With a stabbing death earlier this week now confirmed as Edmonton's 36th homicide of the year, the number continues to inch closer to the 2016 total.
The 42 homicides seen last year were the highest since 2012, when 30 were recorded.
The record year remains 2011, when police dealt with 48 homicide cases.
"I can almost guarantee that this is not necessarily a trend," said Sandy Jung, an associate professor of psychology at MacEwan University.
She said experts would have to study statistics from the past 10 to 15 years to determine whether Edmonton's homicide rate is a trend.
"I think what we're going to find is that there's just a lot of factors that played among each other that somehow worked this way," Jung said.
There's no way to predict how the year will end or what next year will look like, she said.
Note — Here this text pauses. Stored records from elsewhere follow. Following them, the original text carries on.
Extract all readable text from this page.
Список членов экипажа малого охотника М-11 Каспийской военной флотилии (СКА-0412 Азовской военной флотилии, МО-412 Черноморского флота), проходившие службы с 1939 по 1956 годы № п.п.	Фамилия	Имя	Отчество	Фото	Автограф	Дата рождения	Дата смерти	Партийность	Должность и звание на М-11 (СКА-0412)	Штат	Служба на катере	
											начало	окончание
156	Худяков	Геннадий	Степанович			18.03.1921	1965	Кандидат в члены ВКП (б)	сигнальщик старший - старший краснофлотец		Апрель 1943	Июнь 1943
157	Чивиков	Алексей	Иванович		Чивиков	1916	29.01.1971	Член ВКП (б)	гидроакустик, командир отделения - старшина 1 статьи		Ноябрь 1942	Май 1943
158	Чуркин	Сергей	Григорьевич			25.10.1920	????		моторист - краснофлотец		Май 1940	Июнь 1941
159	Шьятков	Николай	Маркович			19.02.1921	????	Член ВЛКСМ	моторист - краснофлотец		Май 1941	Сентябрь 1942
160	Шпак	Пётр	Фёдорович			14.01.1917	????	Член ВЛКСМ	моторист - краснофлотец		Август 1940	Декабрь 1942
Jung said Edmonton's growing population, including the influx of people moving south after the Fort McMurray fires, as well as an increase in alcohol use may add to the crimes.
Keith Spencer, a former University of Alberta criminologist, argues Edmonton's young and single demographic is a factor in the homicide cases, as well as gangs competing for drug and prostitution business.
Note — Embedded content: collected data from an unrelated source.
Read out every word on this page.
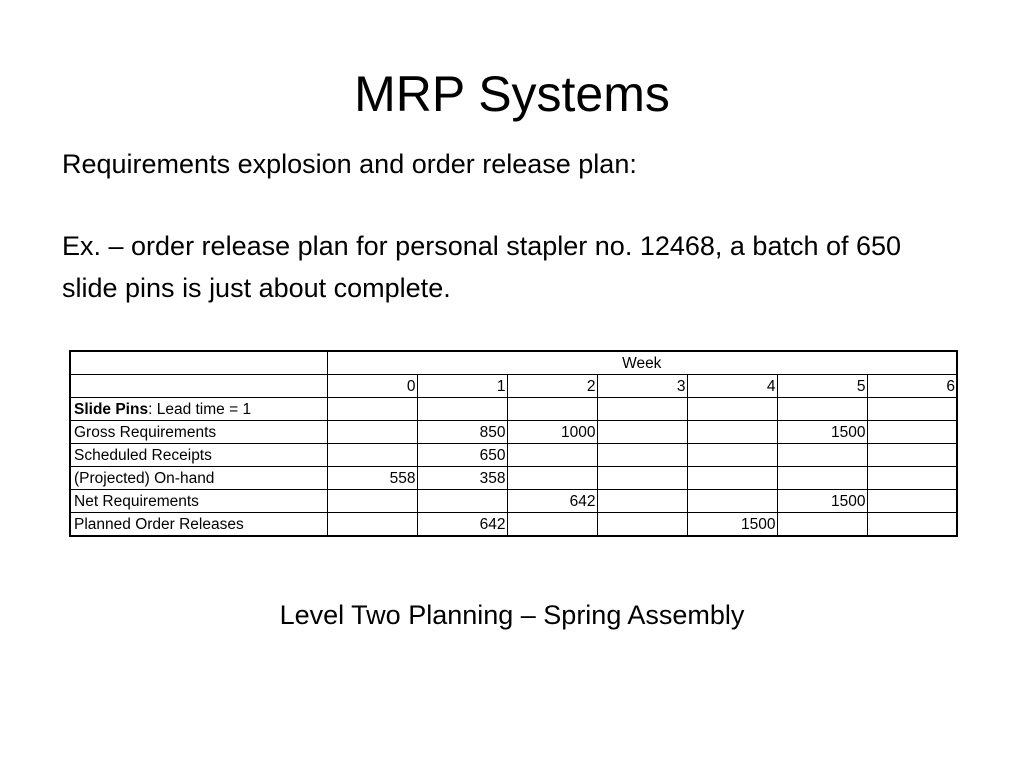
MRP Systems
Requirements explosion and order release plan:
Ex. – order release plan for personal stapler no. 12468, a batch of 650 slide pins is just about complete.
	Week						
	0	1	2	3	4	5	6
Slide Pins: Lead time = 1							
Gross Requirements		850	1000			1500	
Scheduled Receipts		650					
(Projected) On-hand	558	358					
Net Requirements			642			1500	
Planned Order Releases		642			1500		
Level Two Planning – Spring Assembly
He said the rate doesn't necessarily make the city a more dangerous place to live for most people.
"What we know about murder generally is that it usually is something that occurs between people who know each other," he said. "They knew the killer and they were in a relationship with that person, either in the drug business or socially or whatever."
Edmonton police are investigating another suspicious death from Monday, when a man was found dead in a residence near 111th Avenue and 94th Street.